El miedo no era nada sonso. Soledad había conocido a una pareja, un fiolo y su mujer, Daniela. Una noche, los invitaron a cenar. Soledad y Daniela hablaron poco, no estaba permitido conversar demasiado. A la semana, Soledad supo que “el don” –como le decían en el ambiente– había matado a Daniela. Desde ese día, Soledad recibió una amenaza repetitiva: “Acordate de Daniela”. La muerte era una posibilidad cierta, estaba en el aire.

Finalmente, Soledad pudo convencer a su fiolo de mudarse a otro departamento, siempre bajo control. Ella se encargaba de los remises, él sostenía su vida cara con la explotación de otras dos mujeres. Mientras tanto, seguía buscando que Soledad quedara embarazada. Un hijo es la mejor herramienta contundente y definitiva para los fiolos. “Gracias a Dios no quedé embarazada”, dice Soledad.

El chisme de una amiga despechada precipitó el desenlace. Soledad le había tenido que jurar al esposo que nunca más estaría con otro hombre. La amiga dijo otra cosa. El fiolo llegó al departamento “totalmente sacado”. La torturó con preguntas, golpes y amenazas. El cuerpo de Soledad fue objeto de sus disparos, con el cargador de la 9 milímetros incompleto. La ruleta rusa quiso que ella sobreviviera. La violó, apuntándola con un arma. Después, él se fue, le sacó los celulares, la plata y la moto. Ella recibió ayuda de una vecina y de un cliente que se había convertido en amigo. Lo pensó dos días antes de hacer la denuncia. Tenía sus razones para desconfiar. “Es que yo había visto durante mucho tiempo cómo la policía recibía sobres todas las semanas de él y de la madre, ¡como para creer que existían policías que hicieran bien las cosas!”, arguye Soledad.

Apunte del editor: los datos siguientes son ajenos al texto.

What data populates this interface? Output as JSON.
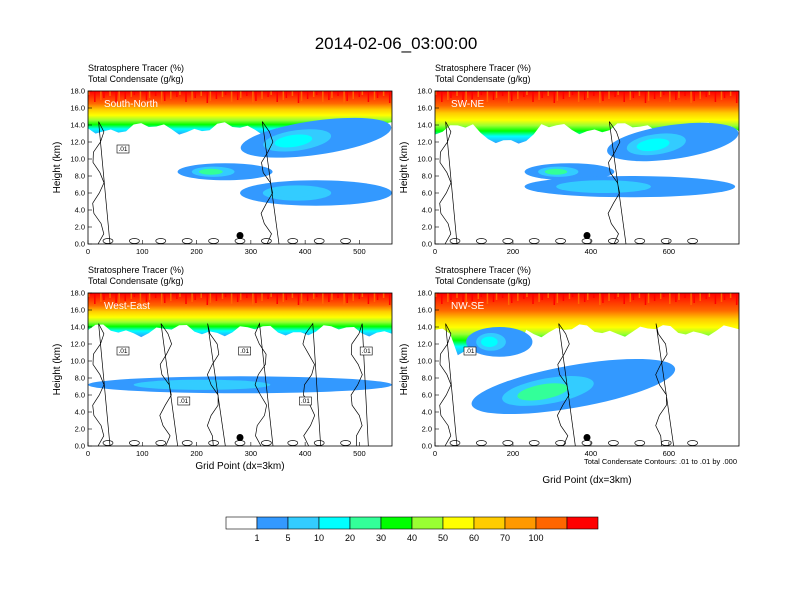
{
  "title": "2014-02-06_03:00:00",
  "colors": [
    "#ffffff",
    "#3399ff",
    "#33ccff",
    "#00ffff",
    "#33ff99",
    "#00ff00",
    "#99ff33",
    "#ffff00",
    "#ffcc00",
    "#ff9900",
    "#ff6600",
    "#ff0000"
  ],
  "colorbar_labels": [
    "1",
    "5",
    "10",
    "20",
    "30",
    "40",
    "50",
    "60",
    "70",
    "100"
  ],
  "contour_note": "Total Condensate Contours: .01 to .01 by .000",
  "chart_data": [
    {
      "type": "heatmap",
      "panel_label": "South-North",
      "subtitle_line1": "Stratosphere Tracer   (%)",
      "subtitle_line2": "Total Condensate   (g/kg)",
      "ylabel": "Height (km)",
      "xlabel": "",
      "xlim": [
        0,
        560
      ],
      "ylim": [
        0,
        18
      ],
      "xticks": [
        "0",
        "100",
        "200",
        "300",
        "400",
        "500"
      ],
      "yticks": [
        "0.0",
        "2.0",
        "4.0",
        "6.0",
        "8.0",
        "10.0",
        "12.0",
        "14.0",
        "16.0",
        "18.0"
      ],
      "tracer_blobs": [
        {
          "x": [
            165,
            340
          ],
          "y": [
            7.5,
            9.5
          ],
          "level": "20-30"
        },
        {
          "x": [
            280,
            560
          ],
          "y": [
            4.5,
            7.5
          ],
          "level": "1-5"
        },
        {
          "x": [
            280,
            560
          ],
          "y": [
            10.5,
            14.5
          ],
          "level": "5-20"
        }
      ],
      "contour_labels": [
        ".01"
      ],
      "marker": {
        "x": 280,
        "y": 1.0
      }
    },
    {
      "type": "heatmap",
      "panel_label": "SW-NE",
      "subtitle_line1": "Stratosphere Tracer   (%)",
      "subtitle_line2": "Total Condensate   (g/kg)",
      "ylabel": "Height (km)",
      "xlabel": "",
      "xlim": [
        0,
        780
      ],
      "ylim": [
        0,
        18
      ],
      "xticks": [
        "0",
        "200",
        "400",
        "600"
      ],
      "yticks": [
        "0.0",
        "2.0",
        "4.0",
        "6.0",
        "8.0",
        "10.0",
        "12.0",
        "14.0",
        "16.0",
        "18.0"
      ],
      "tracer_blobs": [
        {
          "x": [
            230,
            460
          ],
          "y": [
            7.5,
            9.5
          ],
          "level": "20-30"
        },
        {
          "x": [
            230,
            770
          ],
          "y": [
            5.5,
            8
          ],
          "level": "1-5"
        },
        {
          "x": [
            440,
            780
          ],
          "y": [
            10,
            14
          ],
          "level": "5-20"
        }
      ],
      "contour_labels": [],
      "marker": {
        "x": 390,
        "y": 1.0
      }
    },
    {
      "type": "heatmap",
      "panel_label": "West-East",
      "subtitle_line1": "Stratosphere Tracer   (%)",
      "subtitle_line2": "Total Condensate   (g/kg)",
      "ylabel": "Height (km)",
      "xlabel": "Grid Point (dx=3km)",
      "xlim": [
        0,
        560
      ],
      "ylim": [
        0,
        18
      ],
      "xticks": [
        "0",
        "100",
        "200",
        "300",
        "400",
        "500"
      ],
      "yticks": [
        "0.0",
        "2.0",
        "4.0",
        "6.0",
        "8.0",
        "10.0",
        "12.0",
        "14.0",
        "16.0",
        "18.0"
      ],
      "tracer_blobs": [
        {
          "x": [
            0,
            560
          ],
          "y": [
            6.2,
            8.2
          ],
          "level": "1-5"
        }
      ],
      "contour_labels": [
        ".01",
        ".01",
        ".01",
        ".01",
        ".01"
      ],
      "marker": {
        "x": 280,
        "y": 1.0
      }
    },
    {
      "type": "heatmap",
      "panel_label": "NW-SE",
      "subtitle_line1": "Stratosphere Tracer   (%)",
      "subtitle_line2": "Total Condensate   (g/kg)",
      "ylabel": "Height (km)",
      "xlabel": "Grid Point (dx=3km)",
      "xlim": [
        0,
        780
      ],
      "ylim": [
        0,
        18
      ],
      "xticks": [
        "0",
        "200",
        "400",
        "600"
      ],
      "yticks": [
        "0.0",
        "2.0",
        "4.0",
        "6.0",
        "8.0",
        "10.0",
        "12.0",
        "14.0",
        "16.0",
        "18.0"
      ],
      "tracer_blobs": [
        {
          "x": [
            90,
            620
          ],
          "y": [
            4.5,
            9.5
          ],
          "level": "1-30"
        },
        {
          "x": [
            80,
            250
          ],
          "y": [
            10.5,
            14
          ],
          "level": "5-20"
        }
      ],
      "contour_labels": [
        ".01"
      ],
      "marker": {
        "x": 390,
        "y": 1.0
      }
    }
  ]
}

Sin embargo, se animó. Lo que siguió fueron más amenazas, llamadas del fiolo y sus otras mujeres para que retirara la denuncia. Ella debió irse un tiempo de la ciudad, él estuvo detenido pocos días y al salir le destrozó el departamento, pero la causa cambió de fiscal, y volvieron a detenerlo. Estuvo preso poco más de dos años.

El juicio oral fue otra prueba para Soledad. “Fue una situación horrible, porque están todo el tiempo intentando hacerte quedar como que sos una puta porque te gusta, que lo hiciste por despecho, o... La verdad es que no lo condenaron ni por la mitad de las causas que tenía. La violación no se pudo probar porque no me vio un médico forense en ese momento, la facilitación de la prostitución de mayores es difícil de probar”, enumera la joven.

Al cumplir las dos terceras partes de la condena de cinco años, el fiolo salió de la cárcel. Ella se acercó a Vínculos en Red, donde encontró algo más que contención. Alicia subraya que Soledad es una de las pocas que logró escapar de la explotación y colabora con la ONG. “Es muy difícil que una mujer que ejerció la prostitución, que fue sometida sexualmente, siga luchando. Prefieren hacer borrón y cuenta nueva, aunque en realidad eso no existe. Yo no ando por la vida diciendo que fui prostituta, pero sí voy por la vida intentando que no haya más prostitutas en la tierra”, dice Soledad mientras transita el camino de su libertad.